Today I'm delighted to welcome
CATHERINE STEADMAN
to share her BEST OF CRIME ...
... AUTHORS
Gillian Flynn.
... FILMS/MOVIES
Seven.
... TV DRAMAS
It’s true crime but ... The Jinx.
... FICTIONAL KILLERS
Cat Woman (Tim Burton’s Batman Returns).
... FICTIONAL DETECTIVES
Rebus (I can’t not think of Ken Stott in this role).
... MURDER WEAPONS
Plant pot on head, lol! See Hitchcock’s ‘A Lady Vanishes’.
... DEATH SCENES
I did an episode of Midsomer Murders a couple of years ago where my husband was run over by a decommissioned WW2 tank after a cosplay Blitz party, lol!
... BLOGS/WEBSITES
YouTube - a treasure trove of weapon information and practical tips...
... WRITING TIPS
A thriller is around 85,000 words: that’s 34 chapters at about 2500 words each. I am to get around 2500 to 3000 words a day. Don’t judge the first draft, just redraft before passing it on to anyone else. It’s so much easier to whittle a story out of a rough first draft than to try and write a third draft out of thin air.
... WRITING SNACKS
Coffee.
About CATHERINE STEADMAN
Catherine Steadman is an actress and writer based in North London. She has appeared in leading roles on British television as well as on stage in the West End, most recently in The Rook on Starz and Agatha Christie’s Witness for the Prosecution in 2018. In 2016 she was nominated for Laurence Olivier Award for her performance in Oppenheimer. She is best known for her role as Mabel Lane Fox in Downton Abbey. She grew up in the New Forest and now lives in London with a small dog and average sized man. Her first novel Something in the Water was selected for the Reese Witherspoon Book Club in July 2018 and has been optioned by Twentieth Century Fox for adaption, with Reese Witherspoon attached to produce. It was also a Richard & Judy Book Club pick in 2019.

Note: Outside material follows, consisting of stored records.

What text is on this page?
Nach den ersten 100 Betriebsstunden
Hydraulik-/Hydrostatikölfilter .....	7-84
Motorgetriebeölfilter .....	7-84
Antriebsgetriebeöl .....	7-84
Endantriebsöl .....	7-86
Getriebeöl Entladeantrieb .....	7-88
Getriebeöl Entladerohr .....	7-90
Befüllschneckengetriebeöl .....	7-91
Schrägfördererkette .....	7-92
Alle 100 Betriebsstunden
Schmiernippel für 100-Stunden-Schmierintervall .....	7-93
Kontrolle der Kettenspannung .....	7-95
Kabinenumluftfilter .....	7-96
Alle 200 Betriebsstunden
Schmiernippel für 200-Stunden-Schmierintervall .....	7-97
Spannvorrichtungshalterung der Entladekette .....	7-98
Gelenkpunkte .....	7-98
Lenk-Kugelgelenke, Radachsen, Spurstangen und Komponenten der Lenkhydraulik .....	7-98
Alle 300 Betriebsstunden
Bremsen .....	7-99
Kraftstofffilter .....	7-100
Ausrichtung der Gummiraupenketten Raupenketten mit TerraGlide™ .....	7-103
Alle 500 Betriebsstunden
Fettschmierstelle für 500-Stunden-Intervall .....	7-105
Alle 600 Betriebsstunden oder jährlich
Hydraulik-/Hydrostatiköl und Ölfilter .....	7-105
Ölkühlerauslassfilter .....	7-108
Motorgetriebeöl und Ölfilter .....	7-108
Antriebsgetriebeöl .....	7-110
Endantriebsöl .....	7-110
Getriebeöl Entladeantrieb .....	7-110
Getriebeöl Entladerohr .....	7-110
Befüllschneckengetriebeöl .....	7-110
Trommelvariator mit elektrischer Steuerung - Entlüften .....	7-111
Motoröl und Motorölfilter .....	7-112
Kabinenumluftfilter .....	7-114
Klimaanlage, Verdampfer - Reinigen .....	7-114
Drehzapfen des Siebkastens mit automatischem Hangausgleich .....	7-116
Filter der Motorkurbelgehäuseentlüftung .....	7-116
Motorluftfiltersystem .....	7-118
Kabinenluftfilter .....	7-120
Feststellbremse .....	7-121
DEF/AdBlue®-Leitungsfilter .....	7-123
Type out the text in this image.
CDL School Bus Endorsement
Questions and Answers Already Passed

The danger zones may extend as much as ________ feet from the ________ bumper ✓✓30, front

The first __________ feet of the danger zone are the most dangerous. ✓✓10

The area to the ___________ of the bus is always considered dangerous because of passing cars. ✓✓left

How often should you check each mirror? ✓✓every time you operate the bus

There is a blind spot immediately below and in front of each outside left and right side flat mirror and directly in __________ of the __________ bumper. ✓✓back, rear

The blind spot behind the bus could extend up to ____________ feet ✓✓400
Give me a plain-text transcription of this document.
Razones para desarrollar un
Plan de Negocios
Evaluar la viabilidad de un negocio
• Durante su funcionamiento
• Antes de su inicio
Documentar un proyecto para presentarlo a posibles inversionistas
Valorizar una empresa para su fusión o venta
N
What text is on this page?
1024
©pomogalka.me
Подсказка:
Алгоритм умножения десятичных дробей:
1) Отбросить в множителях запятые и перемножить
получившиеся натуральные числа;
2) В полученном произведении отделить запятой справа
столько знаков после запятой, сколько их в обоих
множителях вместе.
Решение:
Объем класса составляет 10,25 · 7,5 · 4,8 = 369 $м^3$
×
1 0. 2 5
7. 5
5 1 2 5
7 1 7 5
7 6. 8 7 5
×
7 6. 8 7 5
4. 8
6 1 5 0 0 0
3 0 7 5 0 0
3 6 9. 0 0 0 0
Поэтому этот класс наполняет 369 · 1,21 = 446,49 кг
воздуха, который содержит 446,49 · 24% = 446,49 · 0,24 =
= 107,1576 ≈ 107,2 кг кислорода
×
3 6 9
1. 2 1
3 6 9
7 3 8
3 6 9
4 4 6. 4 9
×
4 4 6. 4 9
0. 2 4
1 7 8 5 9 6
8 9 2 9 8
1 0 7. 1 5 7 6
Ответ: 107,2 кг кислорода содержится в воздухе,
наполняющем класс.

Find Catherine Steadman on Twitter - @CatSteadman
Publisher's description
When a man is found on a Norfolk beach, drifting in and out of consciousness, with no identification and unable to speak, interest in him is sparked immediately. From the hospital staff who find themselves inexplicably drawn to him; to international medical experts who are baffled by him; to the national press who call him Mr Nobody; everyone wants answers.
Who is this man? And what happened to him?
Neuropsychiatrist Dr Emma Lewis is asked to assess the patient. This is her field of expertise, this is the chance she’s been waiting for and this case could make her name known across the world. But therein lies the danger. Emma left this same small town in Norfolk fourteen years ago and has taken great pains to cover all traces of her past since then.
But now something – or – someone – is calling her back. And the more time Emma spends with her patient, the more alarmed she comes. Has she walked into danger?
Mr Nobody was published by Simon & Schuster on 9 January 2020.